Moses Barnett

Personal information
- Date of birth: 3 December 1990 (age 34)
- Place of birth: Koidu, Sierra Leone
- Position(s): Left back

Youth career
- 2000–2007: Arsenal
- 2007–2009: Everton

Senior career*
- Years: Team / Apps / (Gls)
- 2009–2010: Everton / 0 / (0)
- 2009: → Darlington (loan) / 4 / (0)
- 2011: Aberystwyth Town / 9 / (0)
- 2011–2012: Burscough / ? / (?)
- 2012–2015: Caernarfon Town / ? / (?)
- 2015: Cefn Druids / ? / (?)
- 2015–2016: Conwy Borough / ? / (?)
- 2017–?: Caernarfon Town / ? / (?)
- 2019: Conwy Borough / ? / (?)
- 2019: Denbigh Town / ? / (?)

International career^{‡}
- 2005–2006: England U16 / 5 / (0)
- 2006: England U17 / 7 / (0)

= Moses Barnett =

English footballer (born 1990)

Moses Barnett (born 3 December 1990) is an English footballer who played in the Football League for Darlington. He started his career at Everton but was released from the club in 2010. He plays as a defender, his preferred position being at left back but also able to play on the right.

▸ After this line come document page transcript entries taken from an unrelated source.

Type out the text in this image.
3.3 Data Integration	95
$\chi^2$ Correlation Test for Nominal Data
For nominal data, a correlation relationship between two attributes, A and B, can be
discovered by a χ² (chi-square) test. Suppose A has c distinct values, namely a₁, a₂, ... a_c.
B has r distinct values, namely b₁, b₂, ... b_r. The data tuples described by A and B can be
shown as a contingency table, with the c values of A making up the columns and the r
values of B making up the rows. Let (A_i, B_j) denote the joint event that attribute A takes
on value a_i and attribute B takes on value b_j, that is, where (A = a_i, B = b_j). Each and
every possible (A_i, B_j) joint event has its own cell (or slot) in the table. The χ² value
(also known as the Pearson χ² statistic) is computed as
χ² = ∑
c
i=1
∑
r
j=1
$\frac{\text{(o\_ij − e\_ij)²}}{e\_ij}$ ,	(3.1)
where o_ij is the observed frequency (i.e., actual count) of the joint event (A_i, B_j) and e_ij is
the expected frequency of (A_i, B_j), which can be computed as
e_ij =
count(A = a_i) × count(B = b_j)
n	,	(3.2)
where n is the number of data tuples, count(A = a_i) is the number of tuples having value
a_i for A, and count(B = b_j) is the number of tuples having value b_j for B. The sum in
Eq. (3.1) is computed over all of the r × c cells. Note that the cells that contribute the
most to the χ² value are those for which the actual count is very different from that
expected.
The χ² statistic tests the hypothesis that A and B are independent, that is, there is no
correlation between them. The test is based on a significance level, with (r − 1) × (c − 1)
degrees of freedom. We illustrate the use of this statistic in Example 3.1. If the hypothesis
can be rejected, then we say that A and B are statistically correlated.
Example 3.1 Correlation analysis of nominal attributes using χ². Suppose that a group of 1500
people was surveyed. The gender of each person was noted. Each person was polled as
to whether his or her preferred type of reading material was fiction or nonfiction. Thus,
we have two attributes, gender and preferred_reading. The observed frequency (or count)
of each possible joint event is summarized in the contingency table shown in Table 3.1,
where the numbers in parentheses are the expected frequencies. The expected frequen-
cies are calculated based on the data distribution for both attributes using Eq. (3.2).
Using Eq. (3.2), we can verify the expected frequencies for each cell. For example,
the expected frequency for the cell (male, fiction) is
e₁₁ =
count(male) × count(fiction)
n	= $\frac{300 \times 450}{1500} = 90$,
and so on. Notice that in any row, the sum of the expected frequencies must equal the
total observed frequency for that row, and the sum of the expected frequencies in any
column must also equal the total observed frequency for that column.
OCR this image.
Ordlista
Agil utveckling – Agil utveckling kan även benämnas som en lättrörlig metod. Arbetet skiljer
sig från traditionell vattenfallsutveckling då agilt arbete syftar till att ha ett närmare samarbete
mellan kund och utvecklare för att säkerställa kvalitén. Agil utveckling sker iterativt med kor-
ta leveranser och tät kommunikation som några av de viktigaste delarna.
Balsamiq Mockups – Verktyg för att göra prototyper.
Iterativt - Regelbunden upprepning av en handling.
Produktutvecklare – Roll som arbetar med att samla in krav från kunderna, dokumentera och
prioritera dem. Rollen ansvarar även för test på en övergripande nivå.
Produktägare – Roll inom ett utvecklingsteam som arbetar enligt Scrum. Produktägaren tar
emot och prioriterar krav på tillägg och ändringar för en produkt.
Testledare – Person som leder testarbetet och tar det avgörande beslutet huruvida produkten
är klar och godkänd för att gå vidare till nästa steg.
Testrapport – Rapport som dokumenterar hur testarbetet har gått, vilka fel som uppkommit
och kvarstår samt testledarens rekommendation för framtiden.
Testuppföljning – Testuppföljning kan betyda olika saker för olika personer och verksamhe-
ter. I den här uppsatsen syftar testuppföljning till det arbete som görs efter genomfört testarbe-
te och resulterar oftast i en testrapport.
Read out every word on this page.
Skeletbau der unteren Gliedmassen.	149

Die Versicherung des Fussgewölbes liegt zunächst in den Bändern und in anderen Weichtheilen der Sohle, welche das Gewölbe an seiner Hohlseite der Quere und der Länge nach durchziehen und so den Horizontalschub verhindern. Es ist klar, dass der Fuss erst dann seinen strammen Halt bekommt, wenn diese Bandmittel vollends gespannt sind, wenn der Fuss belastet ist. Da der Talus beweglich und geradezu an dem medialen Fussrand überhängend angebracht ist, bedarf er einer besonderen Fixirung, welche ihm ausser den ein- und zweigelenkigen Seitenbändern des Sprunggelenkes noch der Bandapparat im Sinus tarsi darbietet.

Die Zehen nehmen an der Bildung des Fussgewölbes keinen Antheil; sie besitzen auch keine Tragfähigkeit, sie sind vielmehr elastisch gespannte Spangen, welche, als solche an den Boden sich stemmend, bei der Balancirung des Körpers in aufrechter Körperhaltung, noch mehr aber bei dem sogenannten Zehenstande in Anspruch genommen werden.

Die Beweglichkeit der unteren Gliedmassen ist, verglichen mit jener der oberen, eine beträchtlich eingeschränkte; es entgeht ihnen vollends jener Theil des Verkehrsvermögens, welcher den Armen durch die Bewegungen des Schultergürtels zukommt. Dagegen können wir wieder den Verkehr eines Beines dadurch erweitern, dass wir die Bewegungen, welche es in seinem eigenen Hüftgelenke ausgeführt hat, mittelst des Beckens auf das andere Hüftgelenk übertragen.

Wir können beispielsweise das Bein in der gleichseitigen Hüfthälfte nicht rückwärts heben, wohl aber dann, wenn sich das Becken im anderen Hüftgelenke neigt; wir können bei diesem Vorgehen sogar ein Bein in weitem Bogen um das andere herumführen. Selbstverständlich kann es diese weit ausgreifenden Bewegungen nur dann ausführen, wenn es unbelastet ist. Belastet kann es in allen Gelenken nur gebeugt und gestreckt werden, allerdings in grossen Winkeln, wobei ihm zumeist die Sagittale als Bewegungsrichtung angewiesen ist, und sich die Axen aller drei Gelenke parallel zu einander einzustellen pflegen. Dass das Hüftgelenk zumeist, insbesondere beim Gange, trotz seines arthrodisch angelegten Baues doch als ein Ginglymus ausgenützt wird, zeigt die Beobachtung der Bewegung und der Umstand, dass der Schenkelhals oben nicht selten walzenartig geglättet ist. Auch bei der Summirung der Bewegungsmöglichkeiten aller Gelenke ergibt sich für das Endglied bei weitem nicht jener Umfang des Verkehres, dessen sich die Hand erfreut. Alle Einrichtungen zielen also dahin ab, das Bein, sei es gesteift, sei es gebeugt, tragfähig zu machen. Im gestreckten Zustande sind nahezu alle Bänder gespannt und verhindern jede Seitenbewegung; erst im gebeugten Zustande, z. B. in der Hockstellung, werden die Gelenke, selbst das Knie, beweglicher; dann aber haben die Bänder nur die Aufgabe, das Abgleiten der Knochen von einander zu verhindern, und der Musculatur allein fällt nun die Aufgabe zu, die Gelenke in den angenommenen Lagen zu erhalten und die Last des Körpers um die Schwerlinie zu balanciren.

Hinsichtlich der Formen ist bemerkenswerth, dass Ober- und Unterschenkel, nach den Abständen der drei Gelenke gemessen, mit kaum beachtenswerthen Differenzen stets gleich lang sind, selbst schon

He currently plays for Denbigh Town.

==Club career==
Barnett started as a youth team player with Arsenal before joining Everton near the end of the 2006–07 season. He signed on loan for Darlington on 9 October 2009, making his debut the next day in a 2–0 away defeat to Dagenham & Redbridge.

He joined Welsh Premier League club Aberystwyth Town and played only nine games, before signing for Burscough on 5 November 2011 for the rest of the 2011–12 season.

In 2019 he signed for Conwy Borough before moving later in the year to Denbigh Town.